Honoured for ground-breaking research on cross-laminated timber
The selection committee of the Marcus Wallenberg Foundation justified their decision to award the prize to Gerhard Schickhofer on the basis of the Graz researcher’s principal scientific and technological contribution to standardising the development of CLT and paving the way for its use as a building material. The successful implementation of scientific findings in practice and their practical orientation were unequalled, as were various relevant publications of Schickhofer, which have substantially shaped the specialist field. ‘Gerhard Schickhofer’s passion and commitment for the specialist area of CLT have played a key role in improving the profile of timber for building solid and tall structures. His work has been tremendously important for architects and designers to interpret the technological possibilities of CLT,’ says professor Johanna Buchert, president of the selection committee of the Marcus Wallenberg Prize.
A strong, stable and eco-friendly building material aims high
Cross-laminated timber or CLT is a building material that was developed some 25 years ago under the auspices of TU Graz’s Institute of Timber Engineering and Wood Technology and the Graz competence centre ‘holz.bau forschungs gmbh’. Gerhard Schickhofer and his team have played a leading role in establishing European standards and technical approvals for CLT production and the use of timber engineering in industrial applications.

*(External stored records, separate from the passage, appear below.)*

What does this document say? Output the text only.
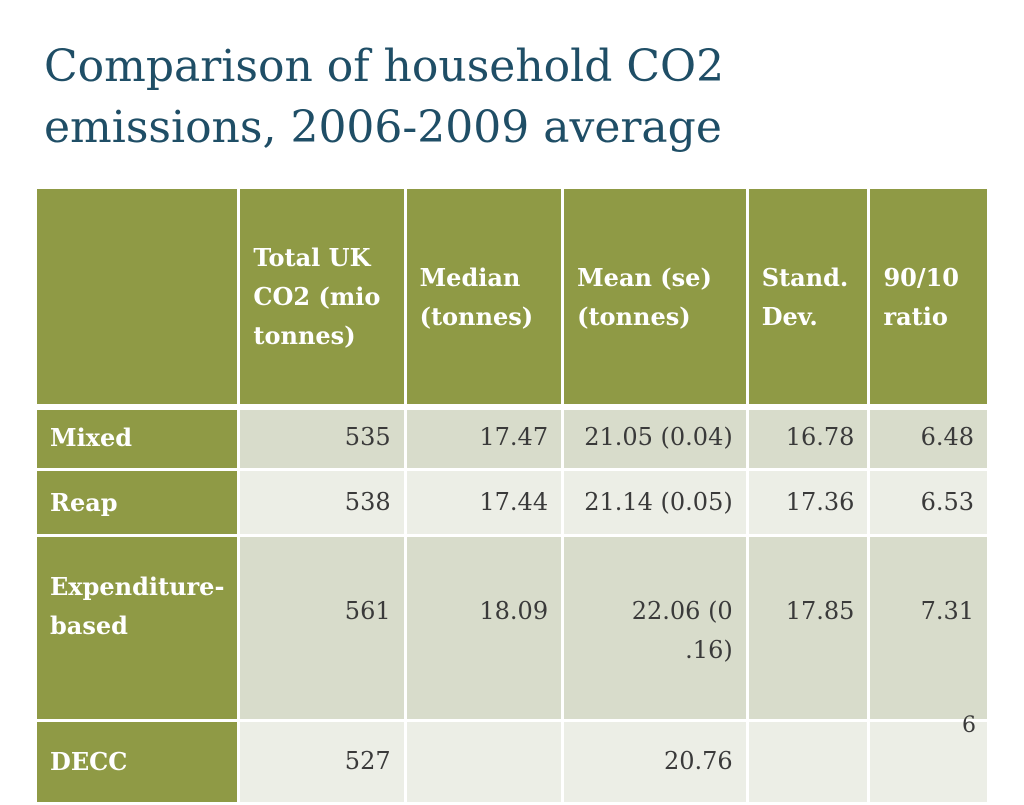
Comparison of household CO2 emissions, 2006-2009 average
	Total UK CO2 (mio tonnes)	Median (tonnes)	Mean (se) (tonnes)	Stand. Dev.	90/10 ratio

Mixed	535	17.47	21.05 (0.04)	16.78	6.48
Reap	538	17.44	21.14 (0.05)	17.36	6.53
Expenditure-based	561	18.09	22.06 (0 .16)	17.85	7.31
DECC	527		20.76		
6
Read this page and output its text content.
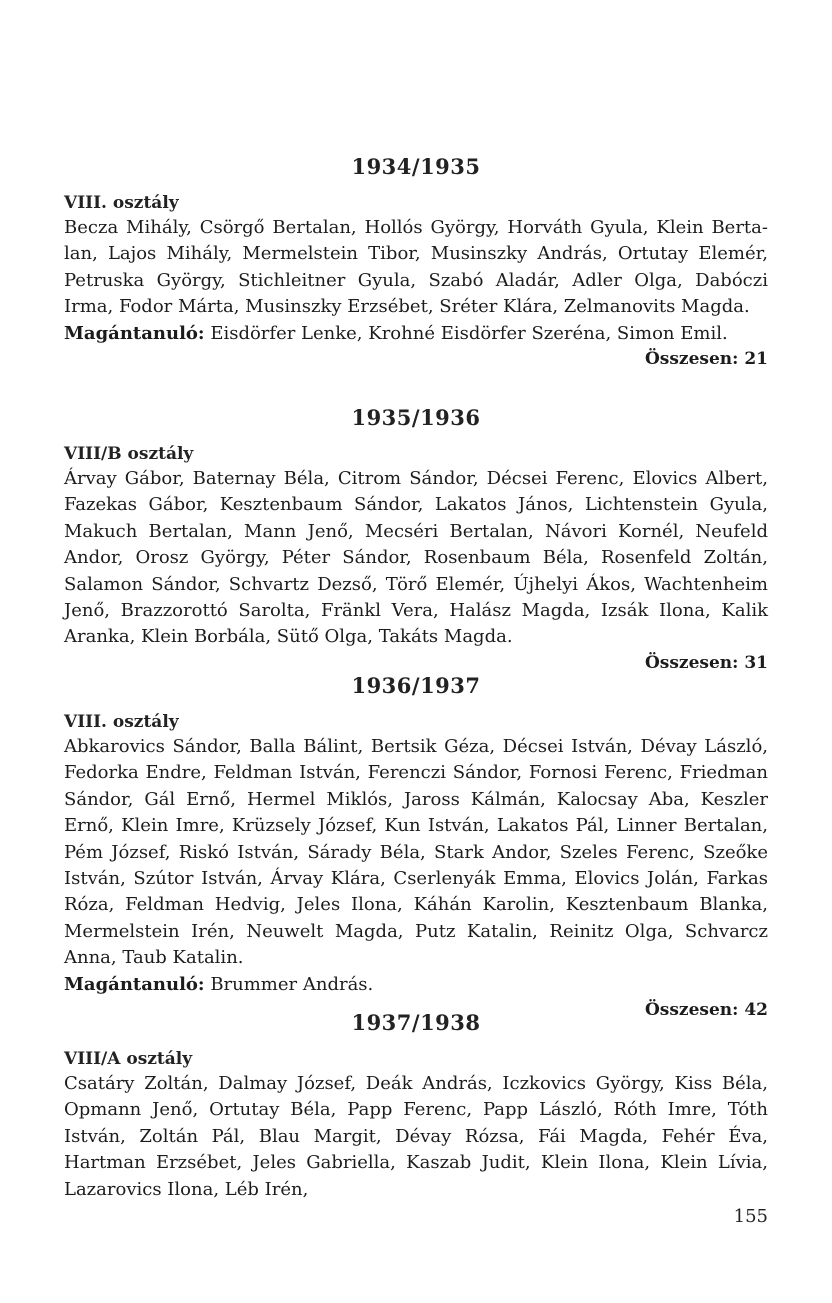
1934/1935
VIII. osztály

Becza Mihály, Csörgő Bertalan, Hollós György, Horváth Gyula, Klein Bertalan, Lajos Mihály, Mermelstein Tibor, Musinszky András, Ortutay Elemér, Petruska György, Stichleitner Gyula, Szabó Aladár, Adler Olga, Dabóczi Irma, Fodor Márta, Musinszky Erzsébet, Sréter Klára, Zelmanovits Magda.

Magántanuló: Eisdörfer Lenke, Krohné Eisdörfer Szeréna, Simon Emil.

Összesen: 21
1935/1936
VIII/B osztály

Árvay Gábor, Baternay Béla, Citrom Sándor, Décsei Ferenc, Elovics Albert, Fazekas Gábor, Kesztenbaum Sándor, Lakatos János, Lichtenstein Gyula, Makuch Bertalan, Mann Jenő, Mecséri Bertalan, Návori Kornél, Neufeld Andor, Orosz György, Péter Sándor, Rosenbaum Béla, Rosenfeld Zoltán, Salamon Sándor, Schvartz Dezső, Törő Elemér, Újhelyi Ákos, Wachtenheim Jenő, Brazzorottó Sarolta, Fränkl Vera, Halász Magda, Izsák Ilona, Kalik Aranka, Klein Borbála, Sütő Olga, Takáts Magda.

Összesen: 31
1936/1937
VIII. osztály

Abkarovics Sándor, Balla Bálint, Bertsik Géza, Décsei István, Dévay László, Fedorka Endre, Feldman István, Ferenczi Sándor, Fornosi Ferenc, Friedman Sándor, Gál Ernő, Hermel Miklós, Jaross Kálmán, Kalocsay Aba, Keszler Ernő, Klein Imre, Krüzsely József, Kun István, Lakatos Pál, Linner Bertalan, Pém József, Riskó István, Sárady Béla, Stark Andor, Szeles Ferenc, Szeőke István, Szútor István, Árvay Klára, Cserlenyák Emma, Elovics Jolán, Farkas Róza, Feldman Hedvig, Jeles Ilona, Káhán Karolin, Kesztenbaum Blanka, Mermelstein Irén, Neuwelt Magda, Putz Katalin, Reinitz Olga, Schvarcz Anna, Taub Katalin.

Magántanuló: Brummer András.

Összesen: 42
1937/1938
VIII/A osztály

Csatáry Zoltán, Dalmay József, Deák András, Iczkovics György, Kiss Béla, Opmann Jenő, Ortutay Béla, Papp Ferenc, Papp László, Róth Imre, Tóth István, Zoltán Pál, Blau Margit, Dévay Rózsa, Fái Magda, Fehér Éva, Hartman Erzsébet, Jeles Gabriella, Kaszab Judit, Klein Ilona, Klein Lívia, Lazarovics Ilona, Léb Irén,

155
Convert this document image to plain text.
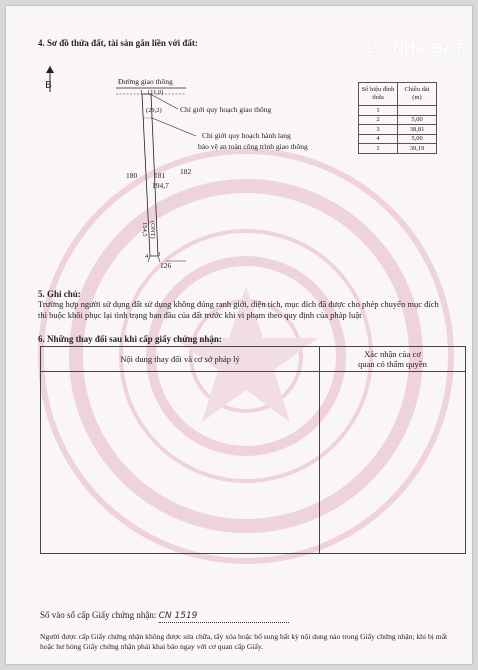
ALO NHÀ ĐẤT
.com.vn
4. Sơ đồ thửa đất, tài sản gắn liền với đất:
B	Đường giao thông
1 (11,0)
(29,2) Chỉ giới quy hoạch giao thông
Chỉ giới quy hoạch hành lang
bảo vệ an toàn công trình giao thông
180 181
194,7
182
(ONT)
154,5
4 3
126
Số hiệu đỉnh thửa	Chiều dài (m)
1	
2	5,00
3	38,81
4	5,00
1	39,19
5. Ghi chú:
Trường hợp người sử dụng đất sử dụng không đúng ranh giới, diện tích, mục đích đã được cho phép chuyển mục đích thì buộc khôi phục lại tình trạng ban đầu của đất trước khi vi phạm theo quy định của pháp luật
6. Những thay đổi sau khi cấp giấy chứng nhận:
Nội dung thay đổi và cơ sở pháp lý	Xác nhận của cơ
quan có thẩm quyền

Số vào sổ cấp Giấy chứng nhận: CN 1519
Người được cấp Giấy chứng nhận không được sửa chữa, tẩy xóa hoặc bổ sung bất kỳ nội dung nào trong Giấy chứng nhận; khi bị mất hoặc hư hỏng Giấy chứng nhận phải khai báo ngay với cơ quan cấp Giấy.
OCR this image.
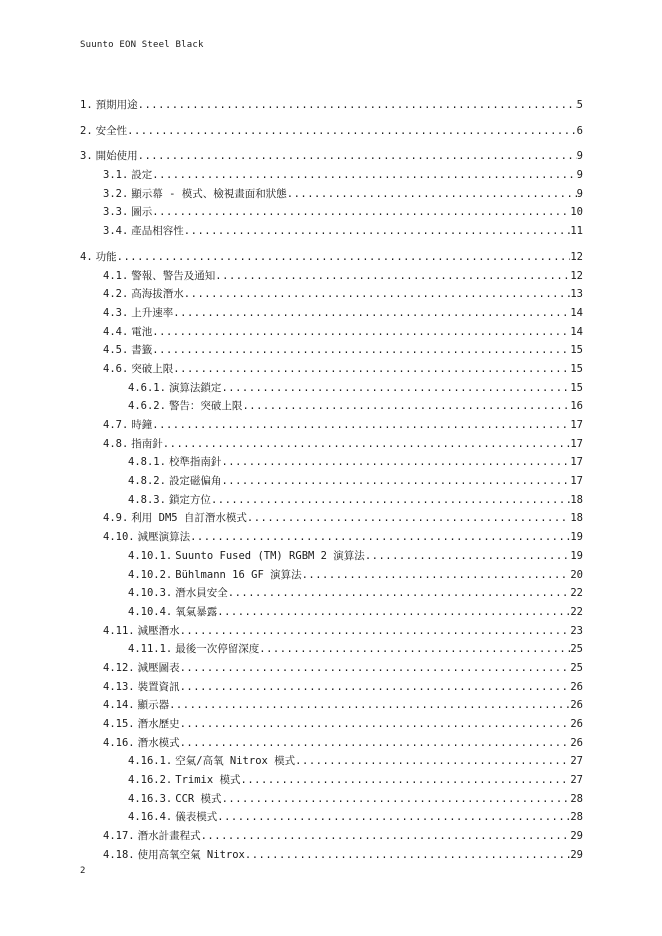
Suunto EON Steel Black
1. 預期用途 .....	5
2. 安全性 .....	6
3. 開始使用 .....	9
3.1. 設定 .....	9
3.2. 顯示幕 - 模式、檢視畫面和狀態 .....	9
3.3. 圖示 .....	10
3.4. 產品相容性 .....	11
4. 功能 .....	12
4.1. 警報、警告及通知 .....	12
4.2. 高海拔潛水 .....	13
4.3. 上升速率 .....	14
4.4. 電池 .....	14
4.5. 書籤 .....	15
4.6. 突破上限 .....	15
4.6.1. 演算法鎖定 .....	15
4.6.2. 警告：突破上限 .....	16
4.7. 時鐘 .....	17
4.8. 指南針 .....	17
4.8.1. 校準指南針 .....	17
4.8.2. 設定磁偏角 .....	17
4.8.3. 鎖定方位 .....	18
4.9. 利用 DM5 自訂潛水模式 .....	18
4.10. 減壓演算法 .....	19
4.10.1. Suunto Fused (TM) RGBM 2 演算法 .....	19
4.10.2. Bühlmann 16 GF 演算法 .....	20
4.10.3. 潛水員安全 .....	22
4.10.4. 氧氣暴露 .....	22
4.11. 減壓潛水 .....	23
4.11.1. 最後一次停留深度 .....	25
4.12. 減壓圖表 .....	25
4.13. 裝置資訊 .....	26
4.14. 顯示器 .....	26
4.15. 潛水歷史 .....	26
4.16. 潛水模式 .....	26
4.16.1. 空氣/高氧 Nitrox 模式 .....	27
4.16.2. Trimix 模式 .....	27
4.16.3. CCR 模式 .....	28
4.16.4. 儀表模式 .....	28
4.17. 潛水計畫程式 .....	29
4.18. 使用高氧空氣 Nitrox .....	29
2
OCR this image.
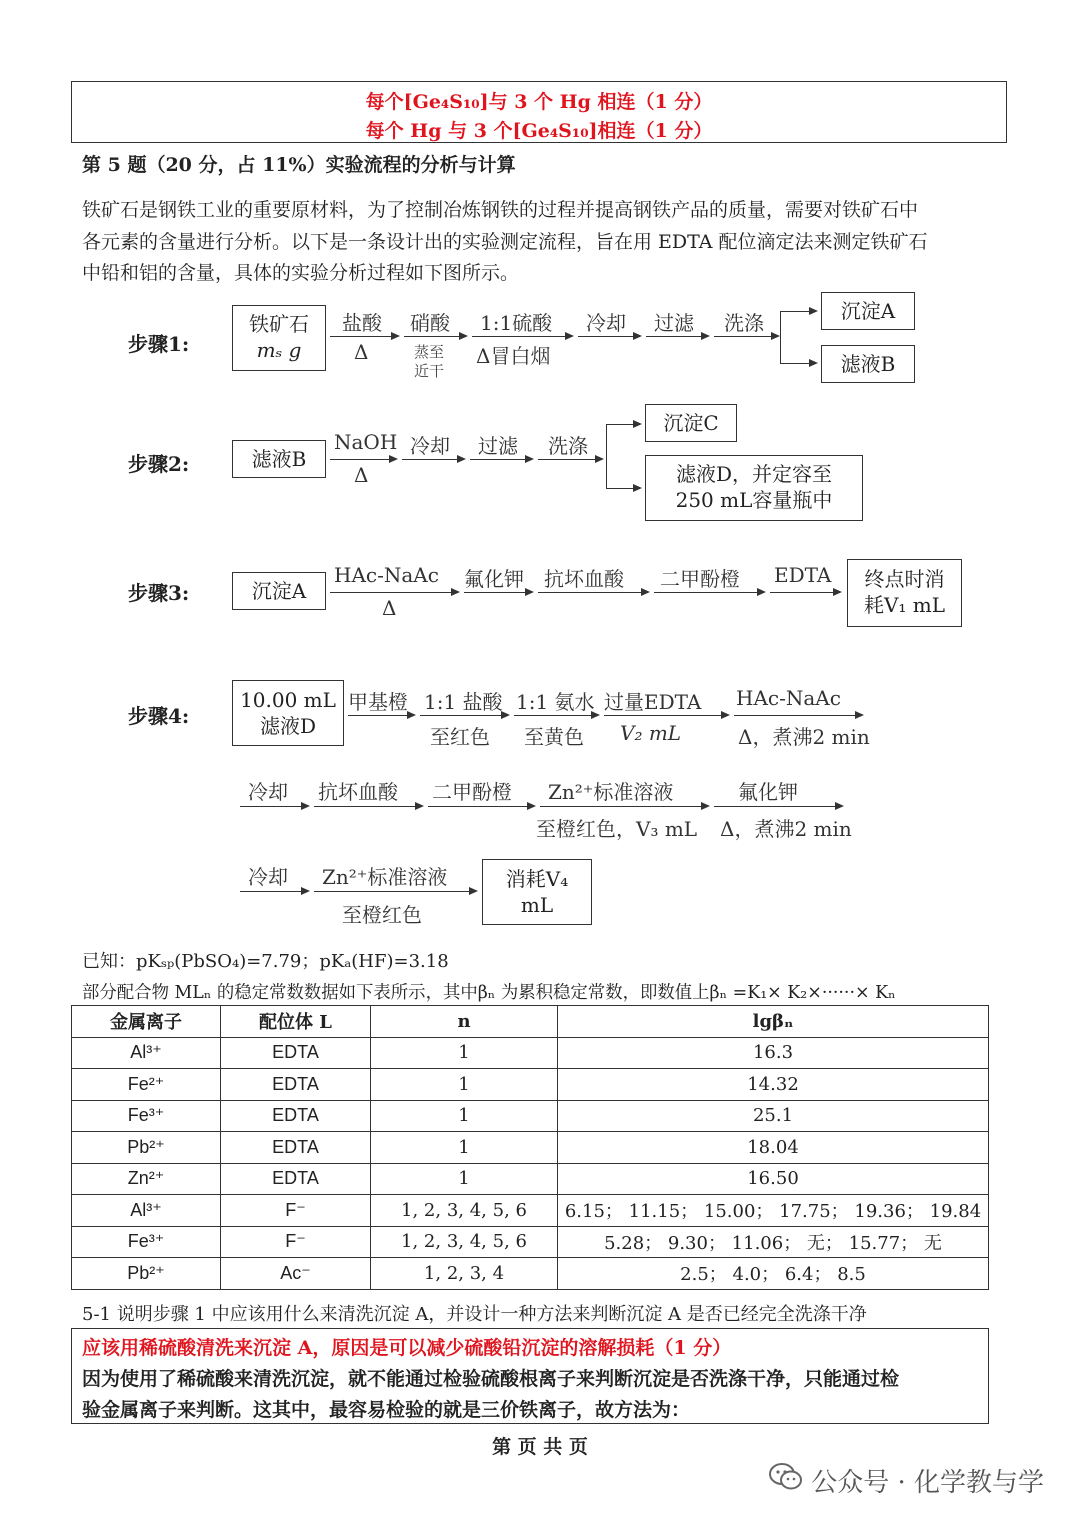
每个[Ge₄S₁₀]与 3 个 Hg 相连（1 分）
每个 Hg 与 3 个[Ge₄S₁₀]相连（1 分）
第 5 题（20 分，占 11%）实验流程的分析与计算
铁矿石是钢铁工业的重要原材料，为了控制冶炼钢铁的过程并提高钢铁产品的质量，需要对铁矿石中
各元素的含量进行分析。以下是一条设计出的实验测定流程，旨在用 EDTA 配位滴定法来测定铁矿石
中铅和铝的含量，具体的实验分析过程如下图所示。
步骤1:
铁矿石
mₛ g
盐酸 硝酸 1:1硫酸 冷却 过滤 洗涤
Δ	蒸至
近干
Δ冒白烟
沉淀A
滤液B
步骤2:	滤液B
NaOH 冷却 过滤 洗涤
Δ
沉淀C
滤液D，并定容至
250 mL容量瓶中
步骤3:	沉淀A
HAc-NaAc 氟化钾 抗坏血酸 二甲酚橙 EDTA
Δ
终点时消
耗V₁ mL
步骤4:
10.00 mL
滤液D
甲基橙 1:1 盐酸 1:1 氨水 过量EDTA HAc-NaAc
至红色 至黄色 V₂ mL	Δ，煮沸2 min
冷却 抗坏血酸 二甲酚橙 Zn²⁺标准溶液	氟化钾
至橙红色，V₃ mL Δ，煮沸2 min
冷却 Zn²⁺标准溶液
至橙红色
消耗V₄
mL
已知：pKₛₚ(PbSO₄)=7.79；pKₐ(HF)=3.18
部分配合物 MLₙ 的稳定常数数据如下表所示，其中βₙ 为累积稳定常数，即数值上βₙ =K₁× K₂×······× Kₙ
金属离子	配位体 L	n	lgβₙ
Al³⁺	EDTA	1	16.3
Fe²⁺	EDTA	1	14.32
Fe³⁺	EDTA	1	25.1
Pb²⁺	EDTA	1	18.04
Zn²⁺	EDTA	1	16.50
Al³⁺	F⁻	1, 2, 3, 4, 5, 6	6.15； 11.15； 15.00； 17.75； 19.36； 19.84
Fe³⁺	F⁻	1, 2, 3, 4, 5, 6	5.28； 9.30； 11.06； 无； 15.77； 无
Pb²⁺	Ac⁻	1, 2, 3, 4	2.5； 4.0； 6.4； 8.5
5-1 说明步骤 1 中应该用什么来清洗沉淀 A，并设计一种方法来判断沉淀 A 是否已经完全洗涤干净
应该用稀硫酸清洗来沉淀 A，原因是可以减少硫酸铅沉淀的溶解损耗（1 分）
因为使用了稀硫酸来清洗沉淀，就不能通过检验硫酸根离子来判断沉淀是否洗涤干净，只能通过检
验金属离子来判断。这其中，最容易检验的就是三价铁离子，故方法为：
第 页 共 页
公众号 · 化学教与学
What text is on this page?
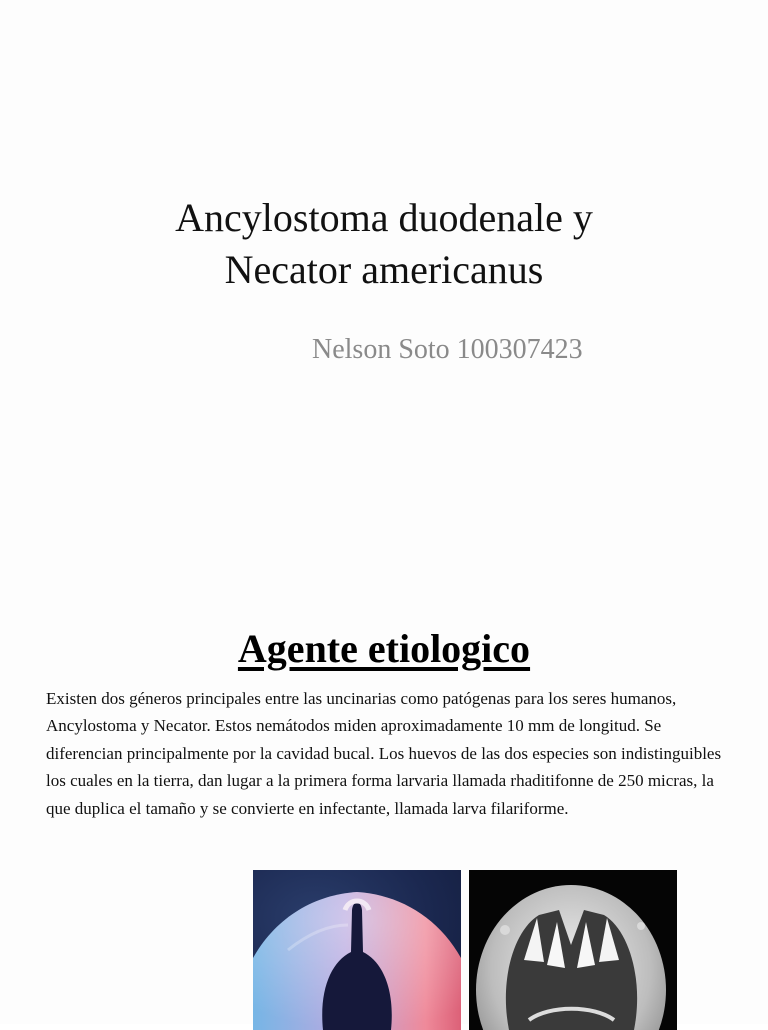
Ancylostoma duodenale y
Necator americanus
Nelson Soto 100307423
Agente etiologico

Existen dos géneros principales entre las uncinarias como patógenas para los seres humanos, Ancylostoma y Necator. Estos nemátodos miden aproximadamente 10 mm de longitud. Se diferencian principalmente por la cavidad bucal. Los huevos de las dos especies son indistinguibles los cuales en la tierra, dan lugar a la primera forma larvaria llamada rhaditifonne de 250 micras, la que duplica el tamaño y se convierte en infectante, llamada larva filariforme.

CLT consists of a number of solid wood boards of up to 20 metres long and four metres wide which are glued together crosswise. It is extremely stable and resistant against earthquakes, and easy to process using modern manufacturing technologies, to shape and even to bend. All these properties have made it possible to build skyscrapers out of wood – for instance, the 24-floor HoHo Vienna, a residential, office and business building with completion scheduled for June 2019, or the 80-storey River Beech Tower in Chicago, USA. Like solid wood, cross-laminated timber is a sustainably produced, renewable and thus extremely environmentally friendly building material.
Biographical sketch of the laureate
Gerhard Schickhofer was born in Vorau, Styria, in 1962. He studied civil engineering at TU Graz and wrote his doctoral thesis there in 1994 on ‘Starrer und nachgiebiger Verbund bei geschichteten flächenhaften Holzstrukturen’. Gerhard Schickhofer has been head of TU Graz’s Institute of Timber Engineering and Wood Technology since 2004. Schickhofer has won many prizes for his research, among which number the Umdasch Prize, which he was awarded in 1995 and 1997, the Austrian Research Promotion Agency Prize 1998 for his contribution to the first Austrian statutory approval of CLT, and the Styrian Timber Engineering Prize 2000. Thanks to his work, the first national guideline for so-called CLT solid timber construction was published in 2002, which led to acceptance of the technical elements in multi-storey buildings. Gerhard Schickhofer is a co-founder of holz.bau.forschungs.gmbh with its headquarters at TU Graz’s Structural Engineering Centre.